Aproximou-se, tomou-me nos braços, logo uma dobradiça gemeu e a porta abriu-se
discretamente. Entrámos os dois numa sala pequena e enfumaçada, no centro,
via-se uma mesinha cheia de pequenos objectos pessoais. Dali fomos para o
quarto de dormir. O vulto não hesitou em me despir e de me colocar na cama
protegida por uma belíssima colcha de seda bordada de imagens irreconhecíveis, porém,
quando ele se colocou à minha frente não houve outro remédio senão embrulharmo-nos
cegamente um no outro, contorcendo-nos como meadas de algodão na meia-luz que
tornavam as paredes mais distantes do que estavam na realidade. Arrojadas, as
nossas mãos navegavam na superfície morna dos desejos como germe em busca do rociado.
Aconteceu o que tinha de acontecer.
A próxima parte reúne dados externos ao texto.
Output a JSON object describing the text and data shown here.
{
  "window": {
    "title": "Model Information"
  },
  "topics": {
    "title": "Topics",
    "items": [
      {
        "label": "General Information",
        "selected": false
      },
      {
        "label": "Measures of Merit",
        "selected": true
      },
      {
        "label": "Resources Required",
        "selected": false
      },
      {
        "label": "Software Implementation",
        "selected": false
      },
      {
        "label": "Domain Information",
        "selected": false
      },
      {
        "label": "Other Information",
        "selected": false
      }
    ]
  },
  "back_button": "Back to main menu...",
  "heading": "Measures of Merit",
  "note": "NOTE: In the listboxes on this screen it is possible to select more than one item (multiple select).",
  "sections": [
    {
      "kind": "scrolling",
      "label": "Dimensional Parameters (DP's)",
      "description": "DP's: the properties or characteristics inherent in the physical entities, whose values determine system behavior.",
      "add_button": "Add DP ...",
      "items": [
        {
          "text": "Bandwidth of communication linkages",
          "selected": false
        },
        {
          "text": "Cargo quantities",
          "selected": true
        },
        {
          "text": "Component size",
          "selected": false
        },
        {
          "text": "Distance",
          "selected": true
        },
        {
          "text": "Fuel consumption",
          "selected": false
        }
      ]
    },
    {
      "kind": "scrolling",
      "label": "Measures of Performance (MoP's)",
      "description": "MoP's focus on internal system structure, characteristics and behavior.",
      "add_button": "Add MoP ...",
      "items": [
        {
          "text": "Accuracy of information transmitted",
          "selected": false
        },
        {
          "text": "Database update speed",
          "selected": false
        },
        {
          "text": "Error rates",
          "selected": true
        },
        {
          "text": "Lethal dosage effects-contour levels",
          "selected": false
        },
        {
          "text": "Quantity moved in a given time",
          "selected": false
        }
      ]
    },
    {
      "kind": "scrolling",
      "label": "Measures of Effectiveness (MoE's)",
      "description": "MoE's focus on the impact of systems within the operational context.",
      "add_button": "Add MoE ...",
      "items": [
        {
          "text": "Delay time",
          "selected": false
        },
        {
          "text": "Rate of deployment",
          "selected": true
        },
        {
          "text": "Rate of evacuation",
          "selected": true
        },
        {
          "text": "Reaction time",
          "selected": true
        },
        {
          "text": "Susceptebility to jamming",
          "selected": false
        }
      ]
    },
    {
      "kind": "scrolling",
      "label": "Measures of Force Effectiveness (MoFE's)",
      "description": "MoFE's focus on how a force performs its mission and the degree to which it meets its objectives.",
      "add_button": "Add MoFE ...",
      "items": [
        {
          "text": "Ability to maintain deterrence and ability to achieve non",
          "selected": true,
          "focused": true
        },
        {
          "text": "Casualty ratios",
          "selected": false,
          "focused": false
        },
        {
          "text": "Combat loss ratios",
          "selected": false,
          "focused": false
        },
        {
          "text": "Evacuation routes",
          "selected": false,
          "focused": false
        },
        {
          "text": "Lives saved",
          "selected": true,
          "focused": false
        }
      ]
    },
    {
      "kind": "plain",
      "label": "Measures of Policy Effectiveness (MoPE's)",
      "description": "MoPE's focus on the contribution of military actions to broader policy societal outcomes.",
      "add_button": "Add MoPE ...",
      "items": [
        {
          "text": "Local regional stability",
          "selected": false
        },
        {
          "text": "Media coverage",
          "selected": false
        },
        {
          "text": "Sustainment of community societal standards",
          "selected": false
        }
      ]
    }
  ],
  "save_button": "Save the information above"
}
O sonho entrou numa sonolência brutal. Nem
silêncio na tumba do faraó. Mais escuro do que a noite era o caminho do
regresso á vida. Assim que o cansaço cedeu lugar ao alívio alcancei uma rua onde
latiam cães. O guarda mandou-me parar. Não obedeci. Desatei a correr. Meia hora
depois, entrava em casa a berrar para a mulher: Linda! Linda! Consegui escapar.
Enraivecida e sob espanto a mulher veio
lá de dentro, acordada daquela maneira a essa hora da noite. As luzes estavam
acesas, inclusive a do quarto. Ao aproximarmos da cama, na fronha do
travesseiro do meu lado, o batom vermelho, sinalava, vivamente, a presença duma
outra mulher. Amedrontado pelo ocorrido, enrolei-me nela, pedindo socorro, incrédula,
a mulher não quis saber de explicação nenhuma. Que havia eu de dizer do batom na
almofada?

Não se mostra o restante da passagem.